Metro Manila’s condominium sector continues to show resilience despite shifting trends and evolving buyer preferences.
Based on latest data from real estate consultancy firm Leechiu Property Consultants. residential condominium sales rose 6.5 percent in the second quarter of 2024.
This growth coincided with a 30-percent increase in new project launches, including six fresh additions to the preselling inventory, highlighting renewed investor confidence in the National Capital Region’s (NCR) urban property market.
However, residential real estate loans (RRELs) granted for new housing units in residential projects in Metro Manila declined 31 percent in the first quarter of the year.
Loans for single detached houses were the highest this quarter at 43 percent, showing only minimal change from the previous quarter, while loans for condominium units declined to 34.7 percent from 42.6 percent in fourth quarter of 2023.
RRELs for residential projects outside Metro Manila experienced a modest 2-percent increase over the same period. This divergence underscores a broader trend of decentralization, as homebuyers and developers alike explore opportunities beyond the bustling confines of Metro Manila.
Reverse Migration
An intriguing aspect of this trend is the reverse migration, as indicated by data from the Philippine Statistics Authority (PSA). Increasingly, residents are seeking housing solutions outside Metro Manila, drawn by more affordable options offered by township developments.
These projects promise city-like conveniences without the perennial challenges of traffic congestion, making provincial areas increasingly attractive for property investment and residential settlement.
LPC director Roy Golez said property developers are already positioning their projects in areas where upcoming infrastructure projects are located such as the Cavite-Laguna Expressway and Cavite–Tagaytay–Batangas Expressway south of Metro Manila.
Golez said developers are also land banking in Bulacan where the future international airport is being built as well as the North-South commuter railway from Clark to Laguna.

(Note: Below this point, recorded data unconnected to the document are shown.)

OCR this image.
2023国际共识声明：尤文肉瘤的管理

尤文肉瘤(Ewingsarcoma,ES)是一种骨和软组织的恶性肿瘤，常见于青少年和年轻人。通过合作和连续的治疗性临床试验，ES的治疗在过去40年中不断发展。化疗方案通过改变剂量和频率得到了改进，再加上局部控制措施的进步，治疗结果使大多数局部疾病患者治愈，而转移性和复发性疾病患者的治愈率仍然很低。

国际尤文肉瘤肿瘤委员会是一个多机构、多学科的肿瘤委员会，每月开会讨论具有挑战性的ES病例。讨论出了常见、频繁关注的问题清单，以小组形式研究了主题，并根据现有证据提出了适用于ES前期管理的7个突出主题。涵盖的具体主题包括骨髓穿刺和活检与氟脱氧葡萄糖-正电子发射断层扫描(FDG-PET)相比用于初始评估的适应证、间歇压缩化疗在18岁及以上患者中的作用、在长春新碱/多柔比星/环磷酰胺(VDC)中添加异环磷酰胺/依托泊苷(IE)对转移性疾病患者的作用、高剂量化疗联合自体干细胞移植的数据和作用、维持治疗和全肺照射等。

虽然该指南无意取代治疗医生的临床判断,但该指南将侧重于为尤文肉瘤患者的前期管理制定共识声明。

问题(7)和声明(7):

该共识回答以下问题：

“Looking ahead, there is high potential demand for township developments north of Metro Manila. With the bulk of demand shifting outside Metro Manila, developers will adopt a more cautious approach to launching new condominium developments in the capital region while reducing current inventory,” Golez said.
Allure of Metro Manila
Looking ahead, LPC said the future of Metro Manila’s condominium market remains intertwined with economic dynamics such as sustained job creation, particularly in the IT-BPM sector and robust remittances from overseas Filipino workers (OFWs).
However, the sector’s trajectory hinges on embracing geographic expansion and adapting to changing buyer demands.
The much-anticipated interest rate cut by the Bangko Sentral ng Pilipinas is also expected to boost the residential market.
“We are excited about the rate cuts, which we are anticipating for much too long. That will have positive effect over the near term and long term for the all the sectors of the property market,” LPC director Tam Angel said.